Hong Kong stocks fell to a one-week low, joining a global selloff spurred by renewed concern that Britain's exit from the European Union will weigh on world economic growth.
The Hang Seng Index dropped 1.2 percent at the close in Hong Kong, with London-based lender HSBC Holdings Plc among the biggest drags on the benchmark.
Bank of England chief Mark Carney warned that risks from the Brexit vote had started to crystallize, while the monetary authority took steps to spur lending by reducing capital requirements for banks. The Shanghai Composite Index rose, closing above the 3,000 level for a second day, as Kweichow Moutai Co helped push the gauge higher.
"Investors are still risk averse-they're afraid about the global economic slowdown" after Carney's comments, said Sam Chi Yung, senior strategist at South China Financial Holdings Ltd.
"There is still the expectation of an interest-rate cut in China, so the A-share performance is relatively better than Hong Kong. Hong Kong is a more open economy, so it's affected by the global market," he said.
Europe-exposed shares declined in Hong Kong, with Italian luxury-goods maker Prada SpA losing 3.7 percent and CK Hutchison Holdings Ltd retreating 0.7 percent. HSBC lost 1.2 percent, while Standard Chartered Plc fell 1.5 percent.
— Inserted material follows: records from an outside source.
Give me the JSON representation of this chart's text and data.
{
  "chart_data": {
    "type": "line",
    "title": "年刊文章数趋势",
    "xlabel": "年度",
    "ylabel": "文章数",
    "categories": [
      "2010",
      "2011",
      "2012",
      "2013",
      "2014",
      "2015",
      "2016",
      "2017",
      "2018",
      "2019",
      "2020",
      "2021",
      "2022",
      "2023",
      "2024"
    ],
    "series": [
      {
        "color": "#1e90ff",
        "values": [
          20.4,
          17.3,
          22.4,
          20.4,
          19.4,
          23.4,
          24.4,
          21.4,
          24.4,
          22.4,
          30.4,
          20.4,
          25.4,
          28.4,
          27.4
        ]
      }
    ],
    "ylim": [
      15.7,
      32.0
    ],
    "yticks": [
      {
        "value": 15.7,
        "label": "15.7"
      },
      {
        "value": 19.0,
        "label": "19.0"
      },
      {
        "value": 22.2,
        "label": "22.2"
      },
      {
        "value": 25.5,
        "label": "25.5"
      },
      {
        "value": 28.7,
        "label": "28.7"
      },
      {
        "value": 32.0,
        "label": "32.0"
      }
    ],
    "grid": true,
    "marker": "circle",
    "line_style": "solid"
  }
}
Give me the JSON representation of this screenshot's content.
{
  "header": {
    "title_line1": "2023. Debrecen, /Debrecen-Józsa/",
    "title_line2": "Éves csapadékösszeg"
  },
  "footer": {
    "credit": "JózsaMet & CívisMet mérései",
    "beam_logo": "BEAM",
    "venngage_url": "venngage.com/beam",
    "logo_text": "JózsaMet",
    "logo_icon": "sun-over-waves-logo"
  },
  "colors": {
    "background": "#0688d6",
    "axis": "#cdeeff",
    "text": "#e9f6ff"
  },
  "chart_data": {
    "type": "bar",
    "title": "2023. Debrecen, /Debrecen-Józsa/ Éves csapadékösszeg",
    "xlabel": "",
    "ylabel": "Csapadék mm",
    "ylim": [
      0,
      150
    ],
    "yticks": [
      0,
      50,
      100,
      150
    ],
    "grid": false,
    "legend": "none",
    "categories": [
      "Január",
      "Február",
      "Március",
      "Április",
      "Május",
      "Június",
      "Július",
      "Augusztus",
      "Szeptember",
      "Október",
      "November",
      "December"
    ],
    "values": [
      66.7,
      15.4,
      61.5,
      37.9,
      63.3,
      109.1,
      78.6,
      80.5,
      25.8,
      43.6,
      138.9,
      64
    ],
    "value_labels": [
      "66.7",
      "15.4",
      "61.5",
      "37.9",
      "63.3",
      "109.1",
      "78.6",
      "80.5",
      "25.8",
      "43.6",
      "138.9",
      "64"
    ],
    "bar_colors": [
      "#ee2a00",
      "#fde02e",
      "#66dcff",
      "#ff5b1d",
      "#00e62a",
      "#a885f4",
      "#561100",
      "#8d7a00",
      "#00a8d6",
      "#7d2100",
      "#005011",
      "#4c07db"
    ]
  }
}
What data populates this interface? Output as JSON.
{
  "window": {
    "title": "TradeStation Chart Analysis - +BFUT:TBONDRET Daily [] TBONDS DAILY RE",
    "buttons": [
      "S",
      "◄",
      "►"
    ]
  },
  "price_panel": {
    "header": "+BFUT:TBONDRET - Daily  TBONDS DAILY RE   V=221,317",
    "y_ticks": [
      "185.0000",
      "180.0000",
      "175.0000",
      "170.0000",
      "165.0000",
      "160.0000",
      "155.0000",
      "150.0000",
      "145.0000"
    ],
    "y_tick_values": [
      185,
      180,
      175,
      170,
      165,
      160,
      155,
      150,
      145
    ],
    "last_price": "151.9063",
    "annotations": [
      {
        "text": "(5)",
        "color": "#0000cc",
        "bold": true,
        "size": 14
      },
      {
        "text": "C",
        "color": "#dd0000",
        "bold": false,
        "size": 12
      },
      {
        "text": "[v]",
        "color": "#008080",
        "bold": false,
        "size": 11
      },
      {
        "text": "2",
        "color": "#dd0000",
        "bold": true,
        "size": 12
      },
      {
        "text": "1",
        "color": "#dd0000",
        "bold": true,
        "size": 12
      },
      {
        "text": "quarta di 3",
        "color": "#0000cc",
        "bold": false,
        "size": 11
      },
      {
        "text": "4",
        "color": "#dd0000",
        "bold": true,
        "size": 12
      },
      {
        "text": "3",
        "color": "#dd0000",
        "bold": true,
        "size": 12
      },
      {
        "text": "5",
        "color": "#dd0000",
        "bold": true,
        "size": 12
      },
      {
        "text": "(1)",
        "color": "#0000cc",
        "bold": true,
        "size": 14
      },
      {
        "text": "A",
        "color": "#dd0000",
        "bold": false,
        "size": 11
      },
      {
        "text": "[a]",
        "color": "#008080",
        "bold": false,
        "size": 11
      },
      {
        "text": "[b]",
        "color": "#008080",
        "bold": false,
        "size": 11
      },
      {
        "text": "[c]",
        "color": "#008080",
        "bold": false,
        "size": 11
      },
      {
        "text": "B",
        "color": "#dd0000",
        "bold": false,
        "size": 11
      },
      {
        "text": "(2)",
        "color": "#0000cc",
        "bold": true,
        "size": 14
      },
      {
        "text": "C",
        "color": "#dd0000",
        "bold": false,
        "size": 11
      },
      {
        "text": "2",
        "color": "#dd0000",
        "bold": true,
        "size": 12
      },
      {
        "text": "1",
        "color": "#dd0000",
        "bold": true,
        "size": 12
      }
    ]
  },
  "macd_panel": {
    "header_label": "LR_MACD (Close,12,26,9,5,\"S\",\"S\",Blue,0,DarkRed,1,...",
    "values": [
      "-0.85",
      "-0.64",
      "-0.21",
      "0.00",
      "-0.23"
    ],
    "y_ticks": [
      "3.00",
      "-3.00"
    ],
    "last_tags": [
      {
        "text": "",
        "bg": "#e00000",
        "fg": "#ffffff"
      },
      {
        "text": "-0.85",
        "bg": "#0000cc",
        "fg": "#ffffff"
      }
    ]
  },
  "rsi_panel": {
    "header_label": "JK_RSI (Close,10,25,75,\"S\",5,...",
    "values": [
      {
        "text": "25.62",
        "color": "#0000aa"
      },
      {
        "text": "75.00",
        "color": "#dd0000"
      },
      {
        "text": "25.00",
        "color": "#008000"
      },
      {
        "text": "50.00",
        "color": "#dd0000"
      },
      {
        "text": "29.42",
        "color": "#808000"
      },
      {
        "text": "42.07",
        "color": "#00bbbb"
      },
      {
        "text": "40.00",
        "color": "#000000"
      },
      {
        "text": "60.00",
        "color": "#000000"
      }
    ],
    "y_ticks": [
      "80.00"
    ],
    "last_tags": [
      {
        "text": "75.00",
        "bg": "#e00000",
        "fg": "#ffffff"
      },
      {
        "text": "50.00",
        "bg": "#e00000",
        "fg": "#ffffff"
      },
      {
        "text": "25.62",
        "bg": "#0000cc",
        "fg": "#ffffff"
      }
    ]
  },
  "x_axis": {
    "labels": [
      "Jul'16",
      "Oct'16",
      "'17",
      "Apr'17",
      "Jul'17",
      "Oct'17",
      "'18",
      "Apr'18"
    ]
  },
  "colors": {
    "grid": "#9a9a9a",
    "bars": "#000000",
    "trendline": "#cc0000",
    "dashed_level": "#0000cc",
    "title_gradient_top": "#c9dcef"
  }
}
The Hang Seng Index dropped to 20,495.29, while the Hang Seng China Enterprises Index, a measure of Chinese companies traded in the former British colony, retreated 1.6 percent.
The Shanghai Composite Index climbed 0.4 percent at the close, sending its relative-strength index to 68.3, the highest since November.
The stocks gauge closed above 3,000 on Tuesday for the first time since April, amid speculation that the People's Bank of China will take steps to boost the economy.
The PBOC is likely to fine-tune monetary policy in the second half of the year with targeted reserve-requirement-ratio cuts or possibly across-the-board reductions, according to a commentary in the China Securities Journal.
The Shanghai Composite, the world's worst performer among 94 global indexes in the first five months of the year, is edging up the rankings due to its relative isolation from the Brexit fallout.
With a 15 percent drop in 2015, the benchmark ranks 85th, and Italian and Japanese equities are posting the biggest global declines.